I have two credit cards with Emirates NBD. I paid the outstanding amount and surrendered the credit cards to the bank. To get a clearance letter, I paid Dh100.
I cleared the payment and any outstanding amount, along with the excess charged on the credit card as part of the liability letter’s computation.
When I spoke with the bank’s call centre agent, he said it takes a minimum of 45 days for them to issue a clearance letter, and cited some UAE Central Bank guidelines. I asked him to show me the regulations, which restrict the bank from issuing a clearance letter.
Each payment is first approved by the bank, and subsequent to the submission of bills does the bank release the payment. So, if a card does not have any such issue, why should there be a delay?
Credit card issuing companies do charge a significant amount with regard to interest, still, I feel they find ways and means to trouble customers. When they cite regulations, and we ask them for more information, they fail in doing so and ask us to visit their branches.

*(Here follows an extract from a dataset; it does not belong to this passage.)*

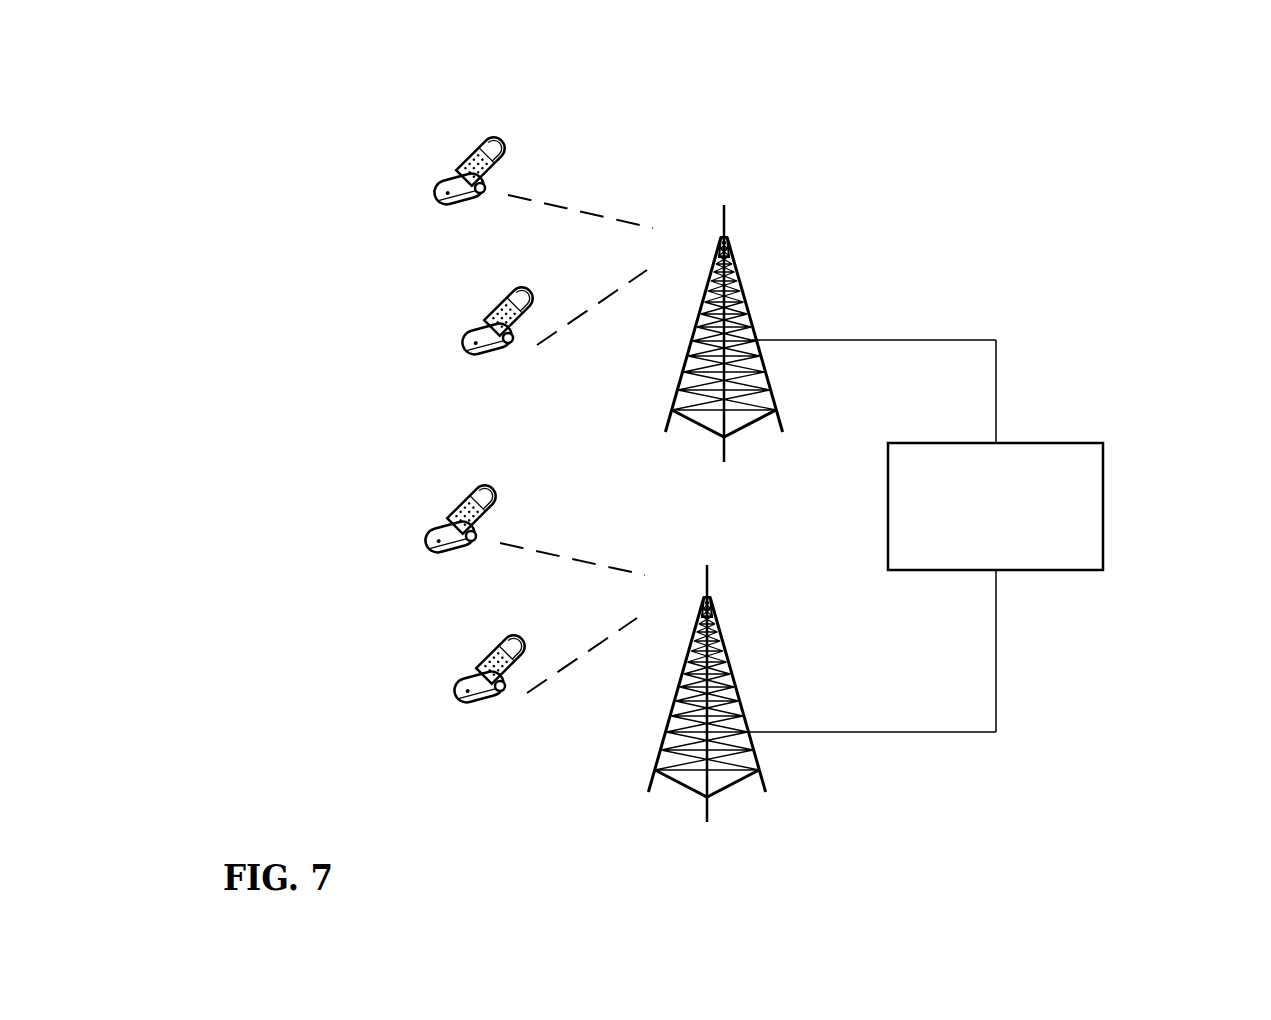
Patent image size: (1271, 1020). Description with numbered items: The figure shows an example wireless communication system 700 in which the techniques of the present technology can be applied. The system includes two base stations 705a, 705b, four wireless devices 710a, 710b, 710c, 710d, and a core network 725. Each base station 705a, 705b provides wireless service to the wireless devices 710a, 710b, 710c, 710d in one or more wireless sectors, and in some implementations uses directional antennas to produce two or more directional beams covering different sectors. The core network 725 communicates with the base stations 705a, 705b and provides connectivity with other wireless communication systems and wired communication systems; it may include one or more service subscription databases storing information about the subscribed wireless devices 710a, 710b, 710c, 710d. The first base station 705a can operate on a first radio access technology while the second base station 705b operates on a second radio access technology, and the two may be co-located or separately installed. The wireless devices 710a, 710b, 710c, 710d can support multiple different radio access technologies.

There should be a quick process for card closure and for providing a clearance letter. In earlier days, when there was no online system available, it makes sense, but in the current digital age with proper access and approvals, why should there be a delay?
Generally, people tend to forget such cases, and it remains with the Credit Bureau, causing an inconvenience for customers.
From Mr Srinivasa Rao Nandi Raju
Umm Al Quwain
The management of Emirates NBD responds:
We are pleased to inform you that our Group Customer Experience team has been in touch with Mr Raju and resolved the matter to his satisfaction.
We would like to reiterate our commitment to providing superior service to our customers and thank you for your continuous support in providing us with the opportunity to resolve their issues.
(Process initiation: December 31, 2017 Response from organisation: January 8.)